Digitalisation, Remote Work and Gender Equality: The Role of Unpaid Domestic and Care Work for the Reproduction of Inequalities
Wednesday, 9 July 2025: 04:30
Location: SJES007 (Faculty of Legal, Economic, and Social Sciences (JES))
Oral Presentation
Agnieszka PIASNA, ETUI, Belgium
The unfolding digital transition has powerful transformative and disruptive effects on labour markets and employment relations. Crucially, these developments do not unfold in a social vacuum, but are embedded in current social structures and are shaped by social relations, including gender relations. Drawing on postulates put forward in particular by feminist scholars, this paper focuses on how changes in employment related to technological developments interact with persistent gender inequalities in paid and unpaid work. While the potential challenges related to the digital economy span many domains, this study focuses on remote work performed in the European context, including both telework arrangements in standard employment and gig work performed online through digital labour platforms. The key characteristic of these arrangements is that the workplace is brought, in general, into a private sphere of a household. In such contexts, the gendered division of labour in the household and gender roles in relation to employment have direct implications for engagement in paid work and the quality of working life.

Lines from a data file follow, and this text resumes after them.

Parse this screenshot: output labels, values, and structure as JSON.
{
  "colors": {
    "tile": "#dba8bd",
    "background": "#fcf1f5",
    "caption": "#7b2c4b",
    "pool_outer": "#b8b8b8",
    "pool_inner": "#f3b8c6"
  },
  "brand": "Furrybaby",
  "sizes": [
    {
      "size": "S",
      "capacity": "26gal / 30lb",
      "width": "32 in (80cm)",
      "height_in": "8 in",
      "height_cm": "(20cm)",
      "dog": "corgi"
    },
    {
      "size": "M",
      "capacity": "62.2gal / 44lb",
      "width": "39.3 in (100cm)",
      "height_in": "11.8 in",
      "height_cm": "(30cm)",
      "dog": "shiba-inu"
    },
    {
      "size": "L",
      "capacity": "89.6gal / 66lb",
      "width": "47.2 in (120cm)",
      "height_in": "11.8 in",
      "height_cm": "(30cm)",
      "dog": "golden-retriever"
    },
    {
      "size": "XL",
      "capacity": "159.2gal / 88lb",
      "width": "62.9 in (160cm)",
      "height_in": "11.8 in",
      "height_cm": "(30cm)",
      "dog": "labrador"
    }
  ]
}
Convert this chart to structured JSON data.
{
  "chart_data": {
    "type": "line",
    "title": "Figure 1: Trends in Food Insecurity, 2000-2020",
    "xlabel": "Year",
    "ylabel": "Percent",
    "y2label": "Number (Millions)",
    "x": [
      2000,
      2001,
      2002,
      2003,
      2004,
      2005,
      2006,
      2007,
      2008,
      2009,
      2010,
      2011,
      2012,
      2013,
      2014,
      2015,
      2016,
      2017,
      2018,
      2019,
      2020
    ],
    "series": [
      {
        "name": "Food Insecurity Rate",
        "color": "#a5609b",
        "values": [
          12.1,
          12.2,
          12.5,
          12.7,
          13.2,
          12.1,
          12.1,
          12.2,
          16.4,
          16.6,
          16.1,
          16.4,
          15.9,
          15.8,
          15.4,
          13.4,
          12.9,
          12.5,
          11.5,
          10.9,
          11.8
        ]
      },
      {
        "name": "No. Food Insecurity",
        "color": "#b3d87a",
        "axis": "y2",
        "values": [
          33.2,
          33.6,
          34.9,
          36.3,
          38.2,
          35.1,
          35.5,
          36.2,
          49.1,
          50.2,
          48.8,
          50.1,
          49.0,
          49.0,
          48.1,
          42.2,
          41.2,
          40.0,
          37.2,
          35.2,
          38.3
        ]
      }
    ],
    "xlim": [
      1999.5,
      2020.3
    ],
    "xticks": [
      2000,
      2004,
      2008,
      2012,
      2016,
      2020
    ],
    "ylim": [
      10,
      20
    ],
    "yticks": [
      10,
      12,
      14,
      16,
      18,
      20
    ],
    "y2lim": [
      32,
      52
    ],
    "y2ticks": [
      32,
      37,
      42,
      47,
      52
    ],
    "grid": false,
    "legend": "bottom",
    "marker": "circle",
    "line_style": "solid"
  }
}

The empirical analysis is based on two large-scale and representative European surveys: the Internet and Platform Work Survey (IPWS) and the European Working Conditions Telephone Survey (EWCTS). The analysis aims to identify gender differences in remote work, firstly in terms of its incidence and secondly in terms of job quality outcomes. Remote work is considered in terms of opportunities and risks for progress towards gender equality in paid and unpaid work, with a focus on its interaction with the household division of labour. The results show that the impact of digitalisation, which increases flexibility in terms of time and place of work, is firmly embedded in the intersections of occupational segmentation, gender roles and unequal division of labour in the household.